Follow the money is an approach often used to discern motives. And, likely to no one’s surprise, if the government’s plans for Hydro are implemented the biggest winner will be it, the NDP government. 

First and most importantly, proceeding to conclusion with its plan will not further risk government’s own financial situation. The government has ‘no skin in the game’, having made no financial investment whatsoever in Hydro or its development plan.

The only party that has skin in the game is Hydro’s ratepayers, as any future revenue deficiency will have to be met by them, and many already have trouble paying their bills.  (Approximately 35% of consumers rely on electricity for heating; unlike the situation in Saskatchewan, gas distribution in Manitoba through Centra Gas, a subsidiary of Manitoba Hydro, is quite limited.)

As it stands, Hydro forecasts that consumer electricity rates will almost certainly go up by 4%, twice the expected rate of inflation, each year for the next twenty years.  Given what is known and can be drawn from past experiences with Hydro forecasts, there is a high risk that, in the end, rate hikes will be much higher than Hydro now forecasts.  I stand by my earlier forecast of an eventual tripling of rates

While ratepayers may worry about future rate hikes, the government, with no skin in the game, awaits a windfall.

For every dollar borrowed by Hydro, the government, which guarantees debt repayment, gains an additional 1 cent a year – $20-billion of additional borrowings means $200-million more, annually, for the government’s coffers. 

For every dollar increase in Hydro’s capital base (which includes retained earnings and borrowings), additional capital tax revenue flows annually to the government.  For every kilowatt produced through water flow, for every dam the water flows through government will receive additional water rental fees.

There is even more annual revenue for government to flow from Hydro’s massive construction plan – individual income taxes from a swollen personnel complement, increased corporate taxes from suppliers to Hydro and, let us not forget, annual revenue from (recently increased) retail sales tax.

The construction is scheduled to go into high gear in 2015-16 providing jobs and money to the economy (albeit borrowed money); coincidentally, this will be the time of the next provincial election. 

Hundreds of millions, accumulating to billions of dollars over the lengthy planned construction period, will flow into the government’s Consolidated Fund, helping the government to reduce what would otherwise be an even steeper climb towards a balanced budget. If the government’s plan is actualized, the money to flow from Hydro to the government will exceed anything it can expect to realize from lotteries, liquor, and the gas and tobacco tax combined. 

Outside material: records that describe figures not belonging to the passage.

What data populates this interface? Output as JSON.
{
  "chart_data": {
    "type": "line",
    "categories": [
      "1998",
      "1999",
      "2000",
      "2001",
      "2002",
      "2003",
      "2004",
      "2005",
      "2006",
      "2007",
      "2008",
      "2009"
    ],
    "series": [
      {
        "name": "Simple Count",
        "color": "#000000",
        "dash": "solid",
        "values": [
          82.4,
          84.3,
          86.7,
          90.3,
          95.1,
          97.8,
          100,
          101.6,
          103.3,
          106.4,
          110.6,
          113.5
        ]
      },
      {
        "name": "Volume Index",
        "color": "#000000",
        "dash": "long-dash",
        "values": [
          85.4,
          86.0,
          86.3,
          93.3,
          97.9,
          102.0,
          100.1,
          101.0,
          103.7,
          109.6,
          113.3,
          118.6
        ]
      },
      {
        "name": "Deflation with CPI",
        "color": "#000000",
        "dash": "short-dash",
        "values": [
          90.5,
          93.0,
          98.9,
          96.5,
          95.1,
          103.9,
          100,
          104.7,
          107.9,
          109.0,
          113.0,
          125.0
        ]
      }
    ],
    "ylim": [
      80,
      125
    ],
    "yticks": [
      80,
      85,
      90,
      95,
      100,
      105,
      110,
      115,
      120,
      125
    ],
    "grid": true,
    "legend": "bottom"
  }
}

Better still for government, at least from electoral-process perspective, whatever rate hikes are required to keep Hydro in the black will be met by ratepayers, not government. And, while the government will rake in billions as the projects are undertaken, Hydro will defer the costs until the assets are in service, allowing the Utility to record profits.

Due to the cost deferrals, Manitoba ratepayers will not be asked to pick up the full tab until after two elections from now.

Postscript: Given the expenses and commitments made to date, the government’s own risk is ‘to stop’ and not proceed any further, which would trigger write-offs and liabilities in Hydro’s books. Those losses would drive up the Province’s own deficit, making it even harder for the government to meet its latest promise, that being to balance its own books for 2016-17.

Of course, the ratepayers would, in the end, be on the hook for that too. A no-win situation for ratepayers is in sight.